Spruce Beer

The Gabriel is a Spruce Beer 6.5% alc./vol. A beer that is balanced in terms of hoppy vs malty. Inspired by the traditional Acadian methods.

Formerly, spruce beer was produced using spruce branches [the word spruce derives from the former French word ‘’prusse’’ and entered the English language in the 16th century to become Spruce]. Acadian were boiling the branches for 3 hours until the bark peeled off. They were adding molasses and once the sweet liquid was at room temperature, they were adding yeasts which were made of hops and mashed potatoes.

Spruce beer was regularly, if not daily, enjoyed by the Acadians. They said the beverage gave them health. In fact, if it made them healthier it was because in the process of making the spruce beer, boiling water would kill bacteria in the water taken from open wells, in the middle of their farm, near livestock.

A Philadelphia-Acadian is a cocktail made by combining half and half of Spruce beer (Gabriel) and Brown-hazelnut beer (Evangéline).

Type : Spruce beer

6.5 % alc./vol.

Availability : Regular product

Price 750 ml : 10.21 $


A pale golden in color with a light white foam. With low retention because of the resins from the spruce. Beer should be clear, but it is not filtered, could be lightly cloudy.



Slightly malty, balanced by earthy hops. Light resinous aroma from the spruce branches which were boiled for 3 hours.



Moderately hopped with moderate malty flavors. The balance between hops and malt is equal. Bitter hops should linger in the aftertaste. There is no diacetyl. 



Medium body and a moderate carbonation, this Ale has a soft finish and is not astringent.


Gabriel Lajeunesse is the childhood friend of Evangéline. He is the son of Basile, blacksmith of Grand-Pré. They grow up together as brothers and sisters but, as teenagers, fall in love with each other. They become inseparable and get engaged.

The day after their engagement is a feast day in honor of the young couple.
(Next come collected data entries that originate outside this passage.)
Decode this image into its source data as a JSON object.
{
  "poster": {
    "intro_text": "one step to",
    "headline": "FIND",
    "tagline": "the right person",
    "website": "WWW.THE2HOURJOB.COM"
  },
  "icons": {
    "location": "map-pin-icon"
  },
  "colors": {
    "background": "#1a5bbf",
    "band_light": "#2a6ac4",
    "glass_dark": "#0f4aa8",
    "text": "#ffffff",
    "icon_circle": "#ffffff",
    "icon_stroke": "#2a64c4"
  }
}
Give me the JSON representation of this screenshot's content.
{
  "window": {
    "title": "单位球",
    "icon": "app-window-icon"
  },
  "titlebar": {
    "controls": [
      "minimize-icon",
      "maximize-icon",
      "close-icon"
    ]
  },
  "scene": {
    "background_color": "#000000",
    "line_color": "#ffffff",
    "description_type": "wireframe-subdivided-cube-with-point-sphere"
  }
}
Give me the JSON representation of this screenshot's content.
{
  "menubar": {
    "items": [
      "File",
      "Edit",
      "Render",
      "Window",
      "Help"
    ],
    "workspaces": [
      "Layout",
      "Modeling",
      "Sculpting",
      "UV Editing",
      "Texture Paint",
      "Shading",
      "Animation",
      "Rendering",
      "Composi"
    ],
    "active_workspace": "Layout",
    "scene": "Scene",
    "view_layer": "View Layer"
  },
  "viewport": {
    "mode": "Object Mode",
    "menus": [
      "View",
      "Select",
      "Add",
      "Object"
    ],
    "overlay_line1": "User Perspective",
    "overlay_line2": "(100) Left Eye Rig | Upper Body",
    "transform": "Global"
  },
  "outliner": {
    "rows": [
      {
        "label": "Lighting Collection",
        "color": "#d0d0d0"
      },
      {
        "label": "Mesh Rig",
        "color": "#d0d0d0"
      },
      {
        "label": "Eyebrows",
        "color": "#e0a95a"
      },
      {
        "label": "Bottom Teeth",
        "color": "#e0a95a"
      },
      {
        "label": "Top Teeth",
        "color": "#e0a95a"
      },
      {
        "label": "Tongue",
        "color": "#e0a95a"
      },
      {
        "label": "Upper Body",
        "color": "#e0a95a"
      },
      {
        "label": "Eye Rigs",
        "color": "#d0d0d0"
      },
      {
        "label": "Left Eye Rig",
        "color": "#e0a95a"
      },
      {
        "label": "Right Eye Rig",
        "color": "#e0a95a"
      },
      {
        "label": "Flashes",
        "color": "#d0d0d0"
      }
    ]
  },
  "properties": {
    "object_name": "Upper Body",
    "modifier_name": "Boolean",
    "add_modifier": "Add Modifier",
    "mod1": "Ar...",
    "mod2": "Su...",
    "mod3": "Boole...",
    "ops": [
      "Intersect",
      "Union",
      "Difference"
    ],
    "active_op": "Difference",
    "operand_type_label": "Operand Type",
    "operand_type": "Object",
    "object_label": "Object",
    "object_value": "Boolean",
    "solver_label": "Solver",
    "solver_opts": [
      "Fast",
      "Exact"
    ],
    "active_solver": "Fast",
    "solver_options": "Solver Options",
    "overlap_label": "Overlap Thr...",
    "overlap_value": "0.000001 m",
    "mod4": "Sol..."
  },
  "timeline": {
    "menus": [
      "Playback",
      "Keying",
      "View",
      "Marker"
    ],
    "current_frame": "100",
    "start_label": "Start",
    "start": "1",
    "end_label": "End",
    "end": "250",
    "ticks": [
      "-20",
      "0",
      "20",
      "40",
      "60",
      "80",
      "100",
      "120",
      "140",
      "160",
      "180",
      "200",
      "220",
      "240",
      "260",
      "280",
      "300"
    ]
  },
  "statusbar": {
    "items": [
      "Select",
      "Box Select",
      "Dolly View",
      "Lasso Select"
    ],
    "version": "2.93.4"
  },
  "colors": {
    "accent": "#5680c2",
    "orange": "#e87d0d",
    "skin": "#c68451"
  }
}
The neighbors gather at the Bellefontaine’s where guests are greeted by music, dance and a feast. The joy of Gabriel’s and Evangéline’s engagement is short-lived. The very day of the celebration, the English soldiers arrive. These had been preparing for a few days to take the village, their ships anchored offshore.

Evangéline Bellefontaine and her lover Gabriel Lajeunesse are forced to separate shortly after their engagement during the Deportation.

Days, months, years follow one another … but Evangéline cannot be found.

One day, a terrible disease spreads in Philadelphia. Gabriel, who suffers from fever, will die in the hospital in the arms of his beloved.